= Quirks (board game) =

Quirks is a 1980 board game published by Eon Products.

==Gameplay==
The game components are a 108 cards printed on thin cardstock representing characteristics of animals and plants, and a game board, also printed on thin cardstock. The object of the game is to build three viable organisms called "quirks" from two or three of the cards.

==Reception==
In the February 1981 edition of The Space Gamer (No. 36), Forrest Johnson liked Quirks, saying, "This is a good family game."

Ian Livingston reviewed Quirks for White Dwarf #24, giving it an overall rating of 9 out of 10, and stated that "All in all it is totally absurd but great fun and Eon Products must be congratulated for coming up with another ace."

In the May 1981 edition of Ares (Issue 8), Eric Goldberg found the most serious flaw in the game was an ever-diminishing replay value as players either consciously or subconsciously memorized the card values. "Quirks.. is fun only for a limited number of times. The game is quite good until that point of diminishing returns is reached."

Games magazine included Quirks in their "Top 100 Games of 1981", praising it as a "lighthearted game" involving "weird creatures and plants".

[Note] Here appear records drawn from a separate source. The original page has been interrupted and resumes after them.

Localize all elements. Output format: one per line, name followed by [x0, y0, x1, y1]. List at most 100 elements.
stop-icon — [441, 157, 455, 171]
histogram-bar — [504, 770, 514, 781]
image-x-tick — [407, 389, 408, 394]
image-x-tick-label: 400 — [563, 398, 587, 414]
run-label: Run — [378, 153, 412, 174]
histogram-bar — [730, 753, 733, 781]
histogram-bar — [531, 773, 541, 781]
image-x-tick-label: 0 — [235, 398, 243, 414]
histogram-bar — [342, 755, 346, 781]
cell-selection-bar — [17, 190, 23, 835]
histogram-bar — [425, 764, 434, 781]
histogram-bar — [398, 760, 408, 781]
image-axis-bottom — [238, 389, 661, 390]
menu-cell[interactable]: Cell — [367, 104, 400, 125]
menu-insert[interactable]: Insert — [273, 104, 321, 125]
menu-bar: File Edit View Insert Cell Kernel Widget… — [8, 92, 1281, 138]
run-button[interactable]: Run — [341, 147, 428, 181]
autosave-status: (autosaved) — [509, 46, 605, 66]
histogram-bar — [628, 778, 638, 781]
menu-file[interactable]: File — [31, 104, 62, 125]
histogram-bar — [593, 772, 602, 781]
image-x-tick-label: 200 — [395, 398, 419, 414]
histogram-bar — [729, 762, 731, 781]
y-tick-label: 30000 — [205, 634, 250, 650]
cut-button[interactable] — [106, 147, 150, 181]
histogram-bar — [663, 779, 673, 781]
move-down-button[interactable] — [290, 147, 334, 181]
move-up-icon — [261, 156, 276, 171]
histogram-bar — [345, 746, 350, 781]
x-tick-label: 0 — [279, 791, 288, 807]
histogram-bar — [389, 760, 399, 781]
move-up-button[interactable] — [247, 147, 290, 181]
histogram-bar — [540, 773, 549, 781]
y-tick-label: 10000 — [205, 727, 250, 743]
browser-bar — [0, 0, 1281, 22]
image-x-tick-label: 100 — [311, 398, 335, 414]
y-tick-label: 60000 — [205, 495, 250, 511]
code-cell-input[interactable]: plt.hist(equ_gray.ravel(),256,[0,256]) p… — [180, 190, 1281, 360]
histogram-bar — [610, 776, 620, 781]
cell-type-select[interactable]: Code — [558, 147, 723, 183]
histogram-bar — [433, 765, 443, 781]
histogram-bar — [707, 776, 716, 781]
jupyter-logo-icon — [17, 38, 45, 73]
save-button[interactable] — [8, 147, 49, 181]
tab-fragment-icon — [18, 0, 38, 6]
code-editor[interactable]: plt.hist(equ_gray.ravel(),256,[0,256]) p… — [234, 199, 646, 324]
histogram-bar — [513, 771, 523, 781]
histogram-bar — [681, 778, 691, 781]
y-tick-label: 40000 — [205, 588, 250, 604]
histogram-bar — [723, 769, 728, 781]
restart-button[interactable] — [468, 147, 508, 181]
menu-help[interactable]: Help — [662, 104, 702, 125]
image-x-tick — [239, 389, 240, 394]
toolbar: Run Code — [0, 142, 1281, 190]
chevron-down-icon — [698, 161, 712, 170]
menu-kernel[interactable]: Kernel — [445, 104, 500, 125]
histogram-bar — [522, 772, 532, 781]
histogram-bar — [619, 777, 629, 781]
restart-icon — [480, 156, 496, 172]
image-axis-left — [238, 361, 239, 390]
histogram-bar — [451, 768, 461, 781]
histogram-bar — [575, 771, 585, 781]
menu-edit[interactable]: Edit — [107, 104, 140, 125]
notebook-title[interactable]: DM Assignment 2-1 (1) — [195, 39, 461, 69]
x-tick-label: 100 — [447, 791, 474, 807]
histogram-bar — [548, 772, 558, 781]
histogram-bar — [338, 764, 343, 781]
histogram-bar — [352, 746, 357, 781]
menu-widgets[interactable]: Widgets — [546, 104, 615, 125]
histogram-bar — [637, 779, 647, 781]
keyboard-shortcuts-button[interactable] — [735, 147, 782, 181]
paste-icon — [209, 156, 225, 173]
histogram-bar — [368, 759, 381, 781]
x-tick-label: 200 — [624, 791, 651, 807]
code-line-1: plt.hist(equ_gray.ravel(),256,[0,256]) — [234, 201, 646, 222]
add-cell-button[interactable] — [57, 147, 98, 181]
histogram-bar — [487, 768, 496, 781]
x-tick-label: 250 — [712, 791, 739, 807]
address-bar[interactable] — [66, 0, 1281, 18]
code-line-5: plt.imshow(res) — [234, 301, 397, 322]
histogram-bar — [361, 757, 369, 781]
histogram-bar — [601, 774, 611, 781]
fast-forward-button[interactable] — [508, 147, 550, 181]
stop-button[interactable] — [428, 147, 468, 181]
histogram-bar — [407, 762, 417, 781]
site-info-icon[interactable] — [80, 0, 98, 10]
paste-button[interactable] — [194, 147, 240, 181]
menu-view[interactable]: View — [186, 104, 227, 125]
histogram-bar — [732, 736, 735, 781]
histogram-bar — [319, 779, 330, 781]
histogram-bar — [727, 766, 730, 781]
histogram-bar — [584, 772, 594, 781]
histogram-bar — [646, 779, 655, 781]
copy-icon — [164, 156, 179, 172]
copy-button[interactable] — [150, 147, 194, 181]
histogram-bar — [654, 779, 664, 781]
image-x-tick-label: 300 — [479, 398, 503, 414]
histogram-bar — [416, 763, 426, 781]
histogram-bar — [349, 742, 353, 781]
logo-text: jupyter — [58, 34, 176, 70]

In the December 1993 edition of Dragon (Issue 200), Allen Varney gave a thumbs down to the game. "One big flaw, I think, is that [the game] never identifies players with the animals they're evolving. Instead they're unspecified creature-makers who look down on these beasts and foliage from above. Quirks would involve me a lot more by evolving me — making me the creature who needs to emerge victorious in a niche. Deciding whether to eat plants or animals, or if I should ditch my wings in favor of an electric sting — that sounds like fun."